If you understand where your child falls on the developmental milestone chart, you will feel less frustrated when your child can't sit still for five minutes.

And keep in mind that there's a lot of variability in maturation from one child to the next. Although some kids are done with temper tantrums at age 3, others aren't done at age 5

Patience is key, Brown says. She often hears parents complaining about how they tried a discipline strategy, like timeout, again and again, but it didn't work.

"You are planting the seeds of discipline," she says. "Don't expect a tree to grow overnight."

Say, for example, you don't want your child digging up plants in the garden. Understand that it takes time for your child to test out if you really mean it. Then it takes awhile to understand why it's a bad idea.

"Just because you say it's a bad idea doesn't mean they necessarily believe you," she says. "So sometimes they just have to play out the necessary consequence for the behavior."

Some behaviors may go away within a matter of days or weeks, but others may take longer to change.

When it comes to discipline, parents need to be warm but firm, says Unruh. Listen to your child and validate the feelings causing the problem and then set firm limits when they are behaving inappropriately.

For example, if Maya hits her sibling, let her know what the consequences are, like a timeout. Then take her into another room to stop the behavior and give her a chance to calm down. You can say to her: “I see you’re upset and you handled your upset by hitting. What are you upset about?”

"Children can say what they're feeling if you give them that training," he says. "A huge side benefit is teaching the child empathy.
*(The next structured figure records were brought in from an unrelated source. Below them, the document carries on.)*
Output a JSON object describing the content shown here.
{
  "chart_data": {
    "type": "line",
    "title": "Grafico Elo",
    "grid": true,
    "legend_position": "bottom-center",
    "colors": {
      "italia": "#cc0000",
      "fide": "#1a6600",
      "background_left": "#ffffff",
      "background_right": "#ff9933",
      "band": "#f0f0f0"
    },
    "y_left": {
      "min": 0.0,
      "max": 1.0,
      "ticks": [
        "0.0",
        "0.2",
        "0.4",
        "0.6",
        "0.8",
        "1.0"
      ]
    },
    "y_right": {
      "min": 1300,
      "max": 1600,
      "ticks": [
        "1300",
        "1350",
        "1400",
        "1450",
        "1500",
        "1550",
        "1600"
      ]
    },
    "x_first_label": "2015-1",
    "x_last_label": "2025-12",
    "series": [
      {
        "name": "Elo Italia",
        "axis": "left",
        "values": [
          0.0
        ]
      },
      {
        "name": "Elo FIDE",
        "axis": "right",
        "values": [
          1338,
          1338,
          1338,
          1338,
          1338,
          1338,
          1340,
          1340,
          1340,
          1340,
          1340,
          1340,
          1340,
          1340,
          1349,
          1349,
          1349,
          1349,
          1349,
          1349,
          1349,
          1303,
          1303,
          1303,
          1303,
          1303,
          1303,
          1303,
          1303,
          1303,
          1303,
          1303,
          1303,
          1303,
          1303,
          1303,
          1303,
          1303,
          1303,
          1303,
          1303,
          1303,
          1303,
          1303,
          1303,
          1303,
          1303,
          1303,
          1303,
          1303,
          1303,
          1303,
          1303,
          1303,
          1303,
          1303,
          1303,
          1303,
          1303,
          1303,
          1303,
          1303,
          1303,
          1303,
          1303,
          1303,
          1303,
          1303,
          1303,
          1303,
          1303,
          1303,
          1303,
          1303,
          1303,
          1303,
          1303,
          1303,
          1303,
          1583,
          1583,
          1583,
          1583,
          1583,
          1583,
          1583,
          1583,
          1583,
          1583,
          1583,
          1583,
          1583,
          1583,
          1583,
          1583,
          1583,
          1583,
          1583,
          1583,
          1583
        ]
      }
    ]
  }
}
A child learns through experience what it's like and ends up being very empathetic and compassionate to others."

Parents tend to focus strictly on the behavior and that's just the tip of the iceberg for the child's identity, Unruh says.

"Parents will say, 'How many times did I tell you to stop? Go to your room right now.' But there's no teaching or learning involved," he says. "You're just telling them to stop it because you want them to stop it."
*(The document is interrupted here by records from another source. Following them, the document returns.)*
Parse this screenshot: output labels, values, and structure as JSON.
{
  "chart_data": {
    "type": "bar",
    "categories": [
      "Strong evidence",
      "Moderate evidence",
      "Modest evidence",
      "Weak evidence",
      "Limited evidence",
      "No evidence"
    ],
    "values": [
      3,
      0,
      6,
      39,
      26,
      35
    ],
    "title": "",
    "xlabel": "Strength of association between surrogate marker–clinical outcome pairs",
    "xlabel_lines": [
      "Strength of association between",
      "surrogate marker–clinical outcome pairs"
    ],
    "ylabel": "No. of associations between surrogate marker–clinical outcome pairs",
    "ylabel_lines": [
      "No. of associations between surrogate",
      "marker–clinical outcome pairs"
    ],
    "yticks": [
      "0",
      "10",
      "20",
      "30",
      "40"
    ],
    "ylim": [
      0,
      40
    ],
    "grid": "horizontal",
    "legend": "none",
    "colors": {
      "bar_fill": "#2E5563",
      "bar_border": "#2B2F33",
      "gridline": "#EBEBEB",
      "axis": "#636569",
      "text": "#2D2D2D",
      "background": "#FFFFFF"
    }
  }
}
Unruh suggests a 75/25 rule, which calls for listening 75% of the time and talking 25% of the time. And don't lecture.

"Autonomy and self-confidence flourish when parents are asking the child things instead of telling them all the time," he says.

For teaching manners, it's important to model the behavior you want to see, says Jane Nelsen, EDD, author of the Positive Discipline book series.

Teach them without expecting results right away, like teaching language, she says. Don't get mad at them if they don't do it every time. By the time they're school age, they'll take hold like the way language does.

If a child has had modeling for apologizing, they may be able to come up with "saying sorry" on their own to make another child feel better in the right situation.

"It's so much more effective when it comes from them rather than telling them what they should do," she says.

Get your children involved with family meetings to come up with solutions together. For example, you and your child can create a bedtime routine chart that includes teeth brushing, bath time, putting on pajamas, and storytime.

"Positive discipline is about helping children develop their thinking skills, social and life skills, and the belief that they're capable," Nelsen says. "You can't tell them they're capable. You have to let them experience it."

If it's bedtime and your child isn't responding to the routine, give them choices. You can say, "I know you don't want to brush your teeth but it's time to brush your teeth. Do you want to do it with me or by yourself?

Temper tantrums are a child's way of blowing off steam and communicating their frustration, Brown says.

If you respond to them, then you validate that behavior. Because the child learns that if they have a tantrum, then they'll get mom and dad's attention or what they want. But if you ignore them, you will see them gradually subside.

And don't engage if you feel like your child is pushing your buttons.

"If you're feeling frustrated, walk away," Brown says. "You want to show your child that even when you're frustrated or upset, you can respond calmly. That speaks volumes for teaching them appropriate behaviors."